Methodology of Operation Research

Methodology of Operation Research

Operation Research (O.R.) provides a quantitative basis for decision-making, enhancing a manager’s ability to make long-term plans and solve routine problems. It is a systematic and logical approach to provide a rational foundation for taking decisions. O.R. follows a scientific methodology involving several steps.

1. Formulating the Problem

Formulating the Problem involves defining the scope and nature of the problem to be studied. This initial step is crucial as it sets the direction for the entire study.

  • Environment: Understand the context in which the problem exists, including external factors like market conditions, regulations, and competition.
  • Objectives: Clearly define what the study aims to achieve. This could include cost reduction, efficiency improvement, or maximizing profits.
  • Decision Maker: Identify the individuals or groups responsible for making decisions based on the O.R. study.
  • Alternative Courses of Action and Constraints: List possible solutions and recognize any limitations or constraints such as budget, time, or resources.

The O.R. professional must gather sufficient data through various means such as attending conferences, making site visits, and conducting research to accurately formulate the problem.

2. Constructing a Model to Represent the System under Study

Constructing a Model involves creating a mathematical or simulation model that represents the system under study.

  • Model Development: Develop a model to show relationships between different variables and predict the outcome of various actions.
  • Testing and Modification: Test the model under various scenarios and modify it as necessary to ensure it operates correctly within the given constraints.
  • Management Approval: The model may need adjustments based on management feedback to ensure it meets their requirements and expectations.

Models can be physical, mathematical, or a combination of both and are essential for visualizing complex systems and interactions.

3. Deriving Solutions from the Model

Deriving Solutions involves using the model to find solutions to the problem.

  • Experimentation: Conduct experiments on the model, often through simulation or mathematical analysis, to determine the best course of action.
  • Data Collection: Accurate data is critical. It may be gathered from experiments or experiential hunches.
  • Analysis: Analyze the data to identify the optimal solution. This step ensures that the data collected does not skew the results due to inaccuracies or errors.

A robust solution depends on the quality of data and the accuracy of the model.

4. Testing the Model and the Solution Derived from It

Testing the Model ensures its accuracy and reliability in predicting real-world outcomes.

  • Sensitivity Analysis: This process evaluates how changes in input variables affect the output, verifying the model’s robustness.
  • Validation: Compare the model’s predictions with real-world results to ensure its validity. Adjustments may be necessary if discrepancies are found.

Testing is crucial to confirm that the model provides reliable solutions under various conditions.

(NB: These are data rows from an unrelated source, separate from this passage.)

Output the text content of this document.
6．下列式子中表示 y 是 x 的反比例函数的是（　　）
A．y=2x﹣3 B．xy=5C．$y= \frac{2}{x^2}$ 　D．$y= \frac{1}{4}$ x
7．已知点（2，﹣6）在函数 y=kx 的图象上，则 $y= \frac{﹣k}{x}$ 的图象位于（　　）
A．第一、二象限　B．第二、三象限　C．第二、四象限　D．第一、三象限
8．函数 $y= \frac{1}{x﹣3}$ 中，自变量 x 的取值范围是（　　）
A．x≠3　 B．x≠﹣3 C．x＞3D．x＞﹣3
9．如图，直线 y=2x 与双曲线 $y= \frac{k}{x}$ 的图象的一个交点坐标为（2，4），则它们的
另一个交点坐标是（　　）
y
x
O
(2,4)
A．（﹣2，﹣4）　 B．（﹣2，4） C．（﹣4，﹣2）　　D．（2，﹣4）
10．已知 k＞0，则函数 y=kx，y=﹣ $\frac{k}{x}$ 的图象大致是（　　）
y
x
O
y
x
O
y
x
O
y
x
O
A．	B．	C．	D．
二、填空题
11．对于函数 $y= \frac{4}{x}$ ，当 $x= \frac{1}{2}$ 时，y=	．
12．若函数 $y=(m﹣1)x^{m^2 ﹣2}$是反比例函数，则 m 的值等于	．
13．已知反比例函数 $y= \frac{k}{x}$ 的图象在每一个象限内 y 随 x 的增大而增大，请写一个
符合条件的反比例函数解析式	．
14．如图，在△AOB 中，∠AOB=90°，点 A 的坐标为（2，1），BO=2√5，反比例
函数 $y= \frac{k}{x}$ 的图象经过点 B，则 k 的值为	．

5. Establishing Controls over the Solution

Establishing Controls involves setting parameters and guidelines to ensure the solution’s effective implementation.

  • Communication with Management: Explain the model’s findings and the conditions under which the solution is valid.
  • Identifying Weaknesses: Highlight any potential weaknesses or risks associated with the solution to prepare management for possible challenges.
  • Defining Limits: Clearly define the boundaries within which the solution is applicable and effective.

Effective controls help manage the risks and ensure the solution is applied correctly.

6. Implementation of the Solution

Implementation is the final step where the solution is put into action.

  • Behavioral Issues: Address any behavioral challenges among employees and stakeholders that might arise during implementation.
  • Bridging the Gap: Ensure close cooperation between O.R. scientists and management to facilitate smooth implementation.
  • Communication: Sell the benefits of the O.R. solution to both superiors and subordinates to gain their support and commitment.

A well-implemented solution leads to improved operations and management support, ensuring the success of the O.R. initiative.